- Full name: Yana Vladimirovna Pavlova
- Born: 6 January 1996 (age 30)
- Height: 156 cm (5 ft 1 in)

Gymnastics career
- Discipline: Trampoline gymnastics
- Country represented: Russia; (2013);
- Club: Central Army Sports Club [CSKA]
- Head coach: Vitaly Dubko (from 2006)
- Medal record
Women's trampoline gymnastics
Representing Russia
World Championships
| Bronze medal – third place | 2015 Odense | Team |
| Bronze medal – third place | 2018 Saint Petersburg | Individual |
European Championships
| Gold medal – first place | 2014 Guimarães | Synchro |
| Gold medal – first place | 2016 Valladolid | Individual |
| Silver medal – second place | 2016 Valladolid | Team |
| Gold medal – first place | 2018 Baku | Individual |
European Games
| Gold medal – first place | 2015 Baku | Individual |
| Gold medal – first place | 2015 Baku | Synchro |
| Bronze medal – third place | 2019 Minsk | Synchro |
Pacific Rim Championships
| Silver medal – second place | 2012 Everett | Team |

= Yana Pavlova =

Russian trampoline gymnast

Yana Vladimirovna Pavlova (Яна Владимировна Павлова; born 6 January 1996) is a Russian individual and synchronised trampoline gymnast, representing her nation at international competitions.

==Career==
She began training in 2006 in Krasnodar, Russia.
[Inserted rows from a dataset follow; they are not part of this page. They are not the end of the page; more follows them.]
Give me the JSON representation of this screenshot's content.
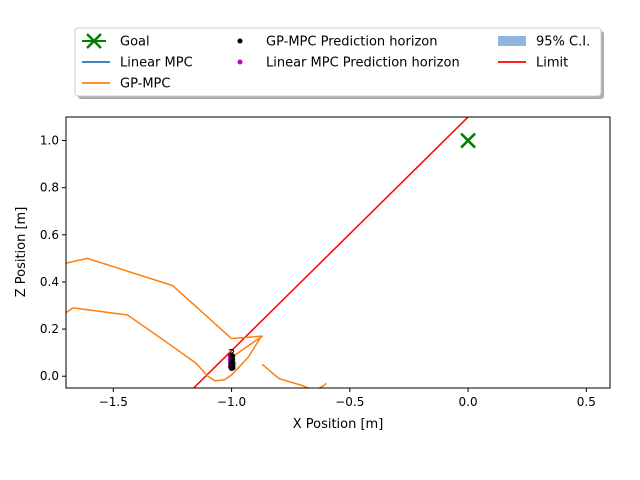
{
  "chart_data": {
    "type": "line",
    "xlabel": "X Position [m]",
    "ylabel": "Z Position [m]",
    "xlim": [
      -1.7,
      0.6
    ],
    "ylim": [
      -0.05,
      1.1
    ],
    "x_ticks": [
      -1.5,
      -1.0,
      -0.5,
      0.0,
      0.5
    ],
    "x_tick_labels": [
      "−1.5",
      "−1.0",
      "−0.5",
      "0.0",
      "0.5"
    ],
    "y_ticks": [
      0.0,
      0.2,
      0.4,
      0.6,
      0.8,
      1.0
    ],
    "y_tick_labels": [
      "0.0",
      "0.2",
      "0.4",
      "0.6",
      "0.8",
      "1.0"
    ],
    "grid": false,
    "legend_placement": "top-center, outside plot, 3 columns",
    "legend": [
      {
        "label": "Goal",
        "kind": "marker-x",
        "color": "#008000"
      },
      {
        "label": "Linear MPC",
        "kind": "line",
        "color": "#1f77b4"
      },
      {
        "label": "GP-MPC",
        "kind": "line",
        "color": "#ff7f0e"
      },
      {
        "label": "GP-MPC Prediction horizon",
        "kind": "dot",
        "color": "#000000"
      },
      {
        "label": "Linear MPC Prediction horizon",
        "kind": "dot",
        "color": "#bf00bf"
      },
      {
        "label": "95% C.I.",
        "kind": "patch",
        "color": "#8fb6dc"
      },
      {
        "label": "Limit",
        "kind": "line",
        "color": "#ff0000"
      }
    ],
    "goal": {
      "x": 0.0,
      "y": 1.0
    },
    "limit": {
      "x": [
        -1.16,
        0.0
      ],
      "y": [
        -0.05,
        1.1
      ]
    },
    "series": [
      {
        "name": "GP-MPC",
        "color": "#ff7f0e",
        "x": [
          -1.7,
          -1.61,
          -1.25,
          -1.0,
          -0.87,
          -1.0,
          -1.0
        ],
        "y": [
          0.48,
          0.5,
          0.385,
          0.16,
          0.17,
          0.08,
          0.04
        ]
      },
      {
        "name": "GP-MPC",
        "color": "#ff7f0e",
        "x": [
          -1.7,
          -1.67,
          -1.44,
          -1.29,
          -1.15,
          -1.1,
          -1.07,
          -1.03,
          -1.0,
          -0.93,
          -0.88
        ],
        "y": [
          0.27,
          0.29,
          0.26,
          0.155,
          0.055,
          0.0,
          -0.02,
          -0.015,
          0.005,
          0.08,
          0.16
        ]
      },
      {
        "name": "GP-MPC",
        "color": "#ff7f0e",
        "x": [
          -0.87,
          -0.8,
          -0.7,
          -0.65,
          -0.61,
          -0.6
        ],
        "y": [
          0.05,
          -0.01,
          -0.04,
          -0.06,
          -0.04,
          -0.03
        ]
      },
      {
        "name": "Linear MPC",
        "color": "#1f77b4",
        "x": [
          -1.0,
          -1.0
        ],
        "y": [
          0.04,
          0.05
        ]
      }
    ],
    "gp_prediction": {
      "x": [
        -0.995,
        -0.995,
        -0.995,
        -0.995,
        -0.995
      ],
      "y": [
        0.035,
        0.045,
        0.055,
        0.07,
        0.085
      ]
    },
    "linear_prediction": {
      "x": [
        -1.005,
        -1.005,
        -1.005,
        -1.005
      ],
      "y": [
        0.04,
        0.055,
        0.07,
        0.085
      ]
    },
    "confidence_interval": {
      "x": [
        -1.0,
        -0.98
      ],
      "y_low": [
        0.035,
        0.03
      ],
      "y_high": [
        0.06,
        0.065
      ]
    },
    "annotations": [
      {
        "text": "0",
        "x": -1.0,
        "y": 0.04
      },
      {
        "text": "1",
        "x": -1.0,
        "y": 0.055
      },
      {
        "text": "2",
        "x": -1.0,
        "y": 0.075
      },
      {
        "text": "3",
        "x": -1.0,
        "y": 0.095
      }
    ]
  }
}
She made her international debut for Russia in 2013 at a World Cup. She competed at world championships, including at the 2013, 2014 and 2015 Trampoline World Championships. In 2015 she won the bronze medal in the team trampoline event.
At the 2015 European Games in Baku she won the gold medal in both the individual event and the synchronised event with Anna Kornetskaya.
She competed at the 2016 Summer Olympics.

==Personal==
She did a study coaching at the Kuban State University of Physical Education, Sport and Tourism in Krasnodar, Russia. She holds the title of Master of Sport of International Class in Russia.